Maurice Vernes (25 September 1845, in Nauroy - 29 July 1923, in Paris) was a French Protestant theologian and historian of religion.

He studied theology at the Protestant seminary in Montauban and the University of Strasbourg, receiving his doctorate in 1874. From 1877 he taught as a lecturer at the Sorbonne, and two years later, became a professor at the Faculté de théologie protestante de Paris (Protestant Faculty of Theology in Paris). In 1886, he was named director-adjoint at the École pratique des hautes études (section on religious sciences). From 1901 he taught classes as a professor at the Collège libre des sciences sociales (CLSS) in Paris.

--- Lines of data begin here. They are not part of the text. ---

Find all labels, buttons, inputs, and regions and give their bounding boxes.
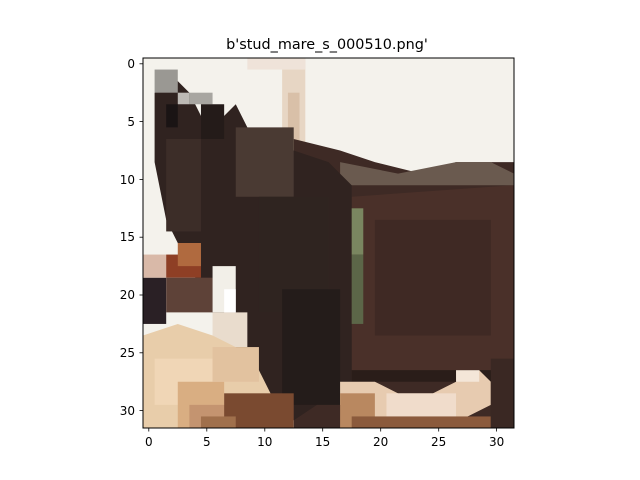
x-tick-label: 0 [145,435,153,449]
x-tick-label: 5 [203,435,211,449]
y-tick-label: 25 [120,346,135,360]
x-tick-label: 15 [315,435,330,449]
x-tick-label: 20 [373,435,388,449]
x-tick-label: 25 [431,435,446,449]
y-tick-label: 20 [120,288,135,302]
x-tick-label: 30 [489,435,504,449]
y-axis: 0 5 10 15 20 25 30 [120,57,143,418]
y-tick-label: 15 [120,230,135,244]
y-tick-label: 5 [127,115,135,129]
figure-title: b'stud_mare_s_000510.png' [226,37,428,53]
y-tick-label: 10 [120,173,135,187]
axes-frame [142,57,515,429]
x-tick-label: 10 [257,435,272,449]
pixel-image [143,58,514,428]
image-plot [142,57,515,429]
x-axis: 0 5 10 15 20 25 30 [145,428,504,449]
y-tick-label: 30 [120,404,135,418]
y-tick-label: 0 [127,57,135,71]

In 1880 he founded the journal, Revue de l'Histoire des religions.

== Selected works ==
- Histoire des idées messianiques depuis Alexandre jusqu'a l'empereur Hadrien, (graduate thesis, 1874) - History of messianic ideas from Alexander the Great up until Hadrian.
- Mélanges de critique religieuse, 1880 - Collection of religious critiques.
- L'histoire des religions; son esprit, sa méthode, et ses divisions, son enseignement en France et à l'etranger, 1887 - The history of religions; its spirit, methods and divisions, its teaching in France and abroad.
- Une nouvelle hypothèse sur la composition et l'origine du Deutéronome, 1887 - A new hypothesis about the composition and origin of Deuteronomy.
- Du prétendu polythéisme des Hébreux; essai critique sur la religion du peuple d'Israël, suivi d'un examen de l'authenticité des écrits prophétiques, 1891 - On alleged polytheism of the Hebrews; critical essay on the religion of the people of Israel.
- Les croyances populaires : leçons sur l'histoire des religions professées à l'Université nouvelle de Bruxelles (by Élie Reclus, foreword by Vernes; 1908) - Popular beliefs: Lessons on the history of religion taught at the new University of Brussels.
- Histoire sociale des religions, 1911 - Social history of religions.
- La crise de la religion en France, 1911 - The crisis of religion in France.
- Les emprunts de la Bible hébraïque au grec et au latin, 1914.